Step 15 - Non-Structural Framing

After I have the windows and exteriors doors installed on the perimeter, I start to get ready for the plumbing, electrical, and HVAC (heating air conditioning and ventilation) rough-in stage on the inside of the house.  I consider this non-structural framing wrap-up in four ways; interior openings, deadwood, knee walls, and blocking.  

Interior Openings.  Doorways need to be framed for doors/frames (that will be installed after drywall.)  Rough/in dimensions of 2 inches greater on width and 2 1/2" taller than the door height work fine.  This means, if you're planning on installing a 32" x 80" door, make sure the opening is 34" wide x 82 1/2" from the floor to the bottom of the door header.  Openings within interior walls (that will merely be wrapped in drywall and painted) need to be made level and straight in Step 15.

Deadwood is another non-structural framing requirement before drywall.  Deadwood is just blocking at corners for drywall.  A lot of sheetrock hangers will walk the job before they start and point out spots where deadwood installation has been overlooked, others will put it in for you when you forget (without a second thought), while some drywall crews will do any missed areas for you but then try to charge you extra for it at invoice time.The first thing that falls into the non-structural framing category is pertaining to interior openings.  

Deadwood - This was in a new home, but the role it serves in a rehab is the same.  The drywall needs solid material behind it in every corner condition.

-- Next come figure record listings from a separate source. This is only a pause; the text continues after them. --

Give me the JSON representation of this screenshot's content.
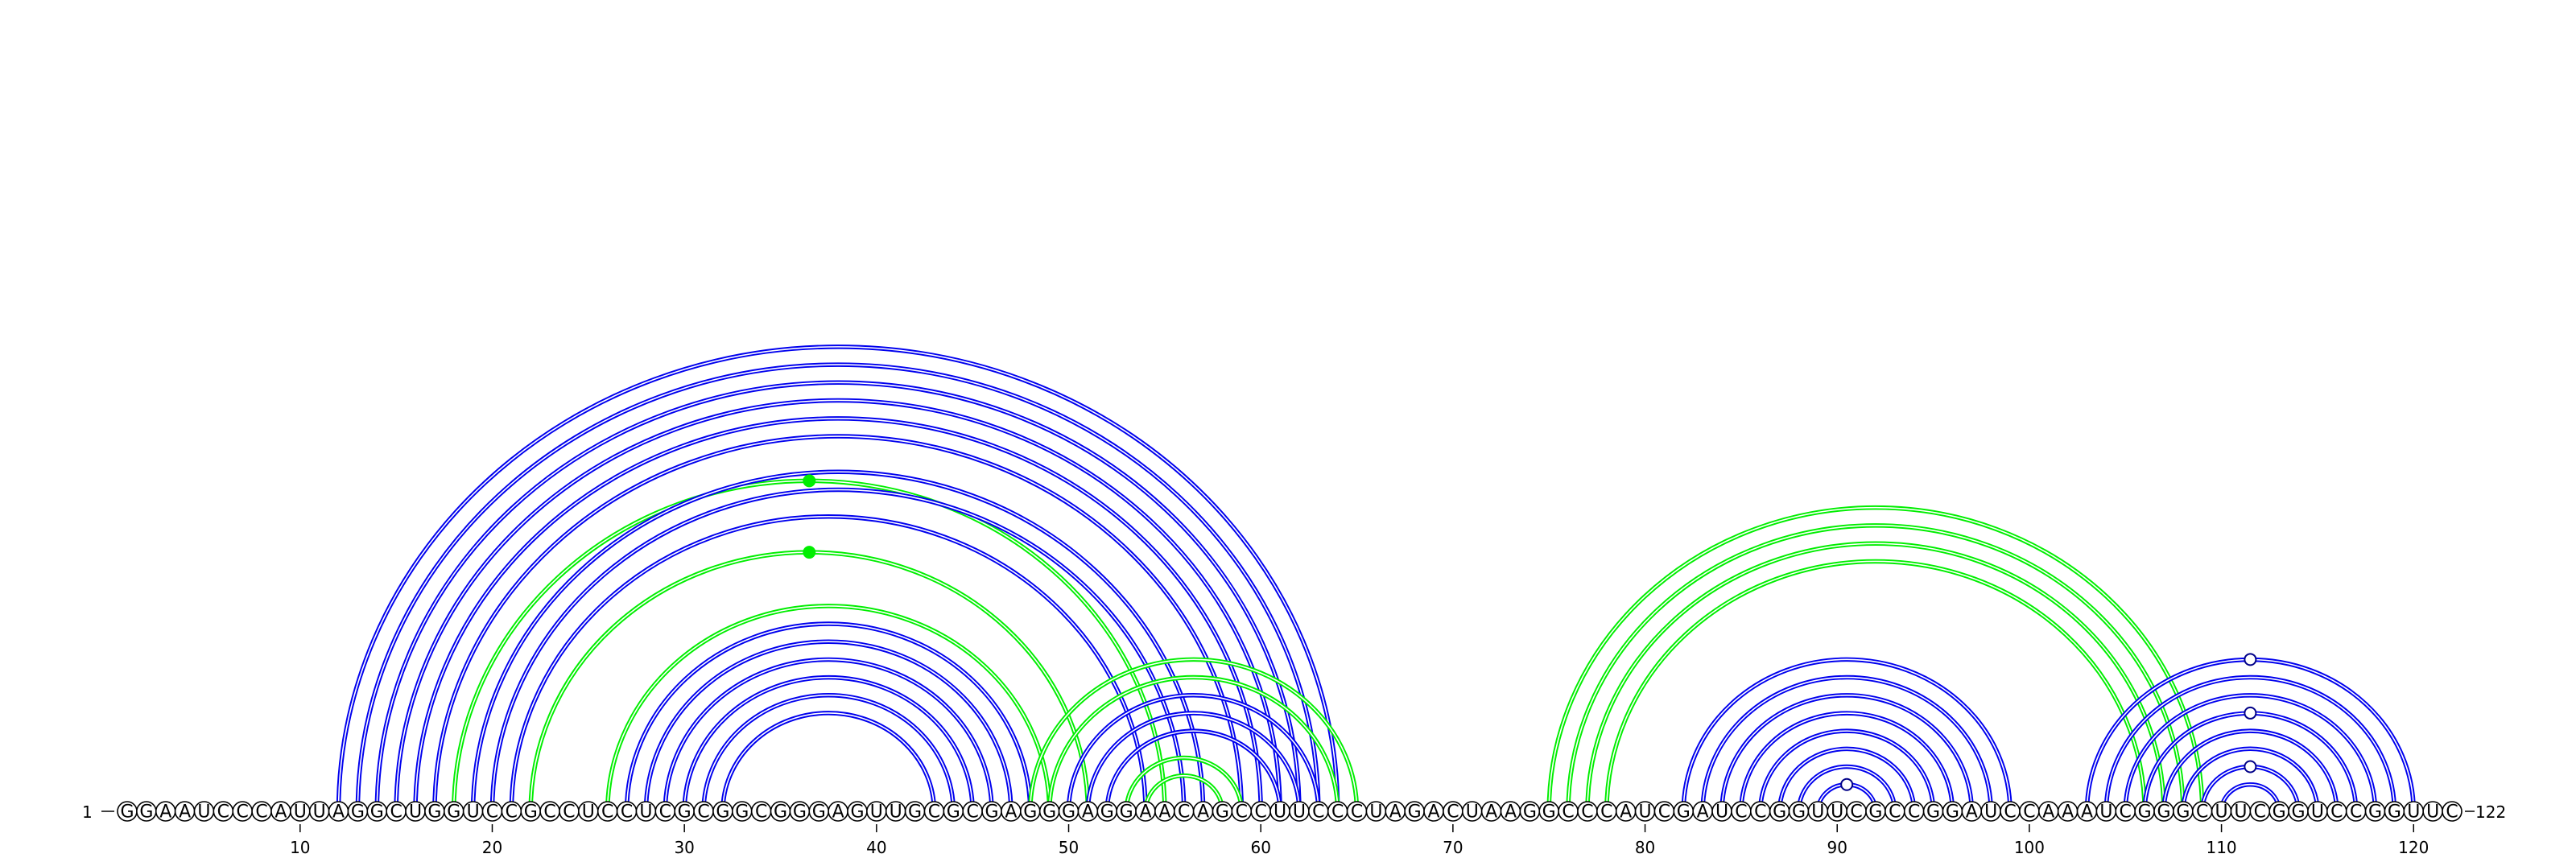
{
  "sequence": "GGAAUCCCAUUAGGCUGGUCCGCCUCCUCGCGGCGGGAGUUGCGCGAGGGAGGAACAGCCUUCCCUAGACUAAGGCCCAUCGAUCCGGUUCGCCGGAUCCAAAUCGGGCUUCGGUCCGGUUC",
  "start_label": "1",
  "end_label": "122",
  "ticks": [
    10,
    20,
    30,
    40,
    50,
    60,
    70,
    80,
    90,
    100,
    110,
    120
  ],
  "colors": {
    "blue": "#0000ee",
    "green": "#00ee00"
  },
  "helices": [
    {
      "color": "blue",
      "i": 12,
      "j": 64,
      "len": 1
    },
    {
      "color": "blue",
      "i": 13,
      "j": 63,
      "len": 1
    },
    {
      "color": "blue",
      "i": 14,
      "j": 62,
      "len": 1
    },
    {
      "color": "blue",
      "i": 15,
      "j": 61,
      "len": 1
    },
    {
      "color": "blue",
      "i": 16,
      "j": 60,
      "len": 1
    },
    {
      "color": "blue",
      "i": 17,
      "j": 59,
      "len": 1
    },
    {
      "color": "green",
      "i": 18,
      "j": 55,
      "len": 1
    },
    {
      "color": "blue",
      "i": 19,
      "j": 57,
      "len": 1
    },
    {
      "color": "blue",
      "i": 20,
      "j": 56,
      "len": 1
    },
    {
      "color": "blue",
      "i": 21,
      "j": 54,
      "len": 1
    },
    {
      "color": "green",
      "i": 22,
      "j": 51,
      "len": 1
    },
    {
      "color": "green",
      "i": 26,
      "j": 49,
      "len": 1
    },
    {
      "color": "blue",
      "i": 27,
      "j": 48,
      "len": 1
    },
    {
      "color": "blue",
      "i": 28,
      "j": 47,
      "len": 1
    },
    {
      "color": "blue",
      "i": 29,
      "j": 46,
      "len": 1
    },
    {
      "color": "blue",
      "i": 30,
      "j": 45,
      "len": 1
    },
    {
      "color": "blue",
      "i": 31,
      "j": 44,
      "len": 1
    },
    {
      "color": "blue",
      "i": 32,
      "j": 43,
      "len": 1
    },
    {
      "color": "green",
      "i": 48,
      "j": 65,
      "len": 1
    },
    {
      "color": "green",
      "i": 49,
      "j": 64,
      "len": 1
    },
    {
      "color": "blue",
      "i": 50,
      "j": 63,
      "len": 1
    },
    {
      "color": "blue",
      "i": 51,
      "j": 62,
      "len": 1
    },
    {
      "color": "blue",
      "i": 52,
      "j": 61,
      "len": 1
    },
    {
      "color": "green",
      "i": 53,
      "j": 59,
      "len": 1
    },
    {
      "color": "green",
      "i": 54,
      "j": 58,
      "len": 1
    },
    {
      "color": "green",
      "i": 75,
      "j": 109,
      "len": 1
    },
    {
      "color": "green",
      "i": 76,
      "j": 108,
      "len": 1
    },
    {
      "color": "green",
      "i": 77,
      "j": 107,
      "len": 1
    },
    {
      "color": "green",
      "i": 78,
      "j": 106,
      "len": 1
    },
    {
      "color": "blue",
      "i": 82,
      "j": 99,
      "len": 1
    },
    {
      "color": "blue",
      "i": 83,
      "j": 98,
      "len": 1
    },
    {
      "color": "blue",
      "i": 84,
      "j": 97,
      "len": 1
    },
    {
      "color": "blue",
      "i": 85,
      "j": 96,
      "len": 1
    },
    {
      "color": "blue",
      "i": 86,
      "j": 95,
      "len": 1
    },
    {
      "color": "blue",
      "i": 87,
      "j": 94,
      "len": 1
    },
    {
      "color": "blue",
      "i": 88,
      "j": 93,
      "len": 1
    },
    {
      "color": "blue",
      "i": 89,
      "j": 92,
      "len": 1
    },
    {
      "color": "blue",
      "i": 103,
      "j": 120,
      "len": 1
    },
    {
      "color": "blue",
      "i": 104,
      "j": 119,
      "len": 1
    },
    {
      "color": "blue",
      "i": 105,
      "j": 118,
      "len": 1
    },
    {
      "color": "blue",
      "i": 106,
      "j": 117,
      "len": 1
    },
    {
      "color": "blue",
      "i": 107,
      "j": 116,
      "len": 1
    },
    {
      "color": "blue",
      "i": 108,
      "j": 115,
      "len": 1
    },
    {
      "color": "blue",
      "i": 109,
      "j": 114,
      "len": 1
    },
    {
      "color": "blue",
      "i": 110,
      "j": 113,
      "len": 1
    }
  ],
  "apex_markers": [
    {
      "between": [
        18,
        55
      ],
      "style": "filled",
      "color": "green"
    },
    {
      "between": [
        22,
        51
      ],
      "style": "filled",
      "color": "green"
    },
    {
      "between": [
        89,
        92
      ],
      "style": "open",
      "color": "blue"
    },
    {
      "between": [
        103,
        120
      ],
      "style": "open",
      "color": "blue"
    },
    {
      "between": [
        106,
        117
      ],
      "style": "open",
      "color": "blue"
    },
    {
      "between": [
        109,
        114
      ],
      "style": "open",
      "color": "blue"
    }
  ]
}
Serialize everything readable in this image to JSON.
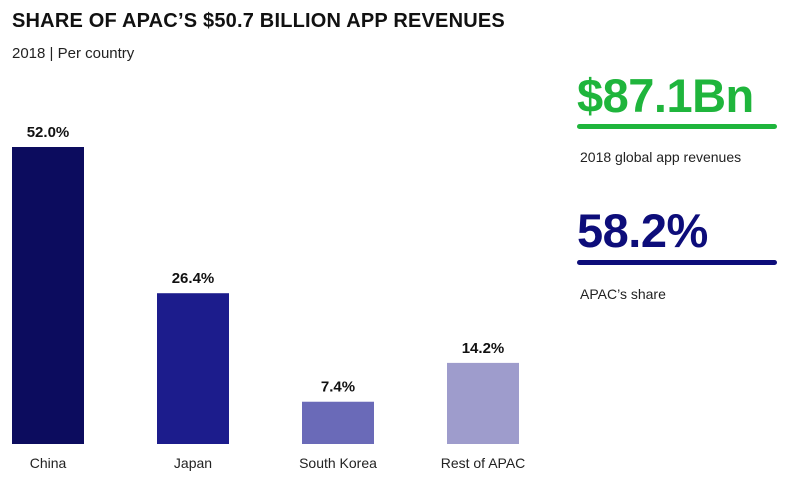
{
  "title": "SHARE OF APAC’S $50.7 BILLION APP REVENUES",
  "subtitle": "2018 | Per country",
  "chart_data": {
    "type": "bar",
    "title": "SHARE OF APAC’S $50.7 BILLION APP REVENUES",
    "subtitle": "2018 | Per country",
    "categories": [
      "China",
      "Japan",
      "South Korea",
      "Rest of APAC"
    ],
    "values": [
      52.0,
      26.4,
      7.4,
      14.2
    ],
    "value_labels": [
      "52.0%",
      "26.4%",
      "7.4%",
      "14.2%"
    ],
    "colors": [
      "#0c0c5e",
      "#1c1c8c",
      "#6a6ab8",
      "#9e9ccc"
    ],
    "ylim": [
      0,
      52.0
    ],
    "unit": "%",
    "grid": false,
    "legend": "none"
  },
  "kpis": [
    {
      "value": "$87.1Bn",
      "label": "2018 global app revenues",
      "color": "#1fb53c"
    },
    {
      "value": "58.2%",
      "label": "APAC’s share",
      "color": "#0d0d7a"
    }
  ]
}
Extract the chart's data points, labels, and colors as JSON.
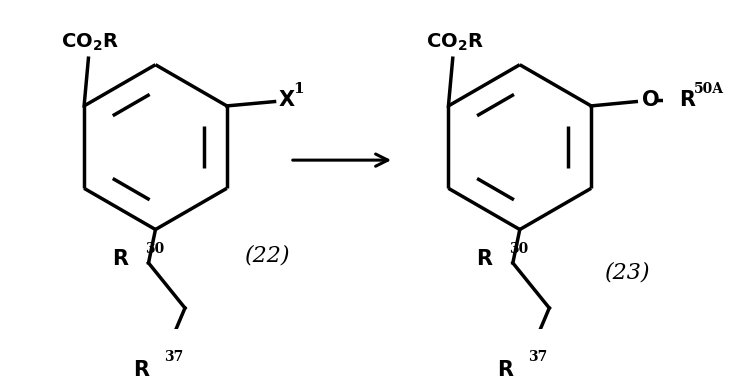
{
  "bg_color": "#ffffff",
  "line_color": "#000000",
  "line_width": 2.5,
  "fig_width": 7.4,
  "fig_height": 3.78,
  "dpi": 100
}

Step 15 is also when I hammer in any knee walls which are short, half-walls.  This wall could be part of a bathroom plan beside the water closet, in the kitchen next to where the range is headed, or some other spot that calls for a wall just a few feet high.

And finally, this is the time when I'd install blocking in the walls.  Although there’s always interior opening work and deadwood, and sometimes a knee wall (if not several), but blocking is not an absolute on my renovations.  Blocking is typically put in by the super-proactive builders/renovators.  It can be helpful in walls when it comes time to install cabinets, grab bars, shelving, and any other heavy things that will be hanging from the walls.  However, as I said, blocking is more in the optional category for me and I usually don't think much about it because cabinets and shelving can be installed without it and I've never installed grab bars in my homes.

In reality, everything here can be done after the plumber, electrician, and comfort control crews are done, but I always do it before these subcontractors come in.  I don't like to call these busy tradesmen back to move their work and there's a chance that could happen if I put off this work until later.  These contractors will move their pipes, wires, and duct work and it may not cost anything, but they won't like redoing what they've done right the first time.  And, the renovator may find themselves paying later in the form of a favor.  I want my contractors owing me favors rather than the other way around, so I try to avoid unnecessary oversights when I can.  That's why having the non-structural framing in place after I have the exterior doors and windows done is the next thing on my interior list.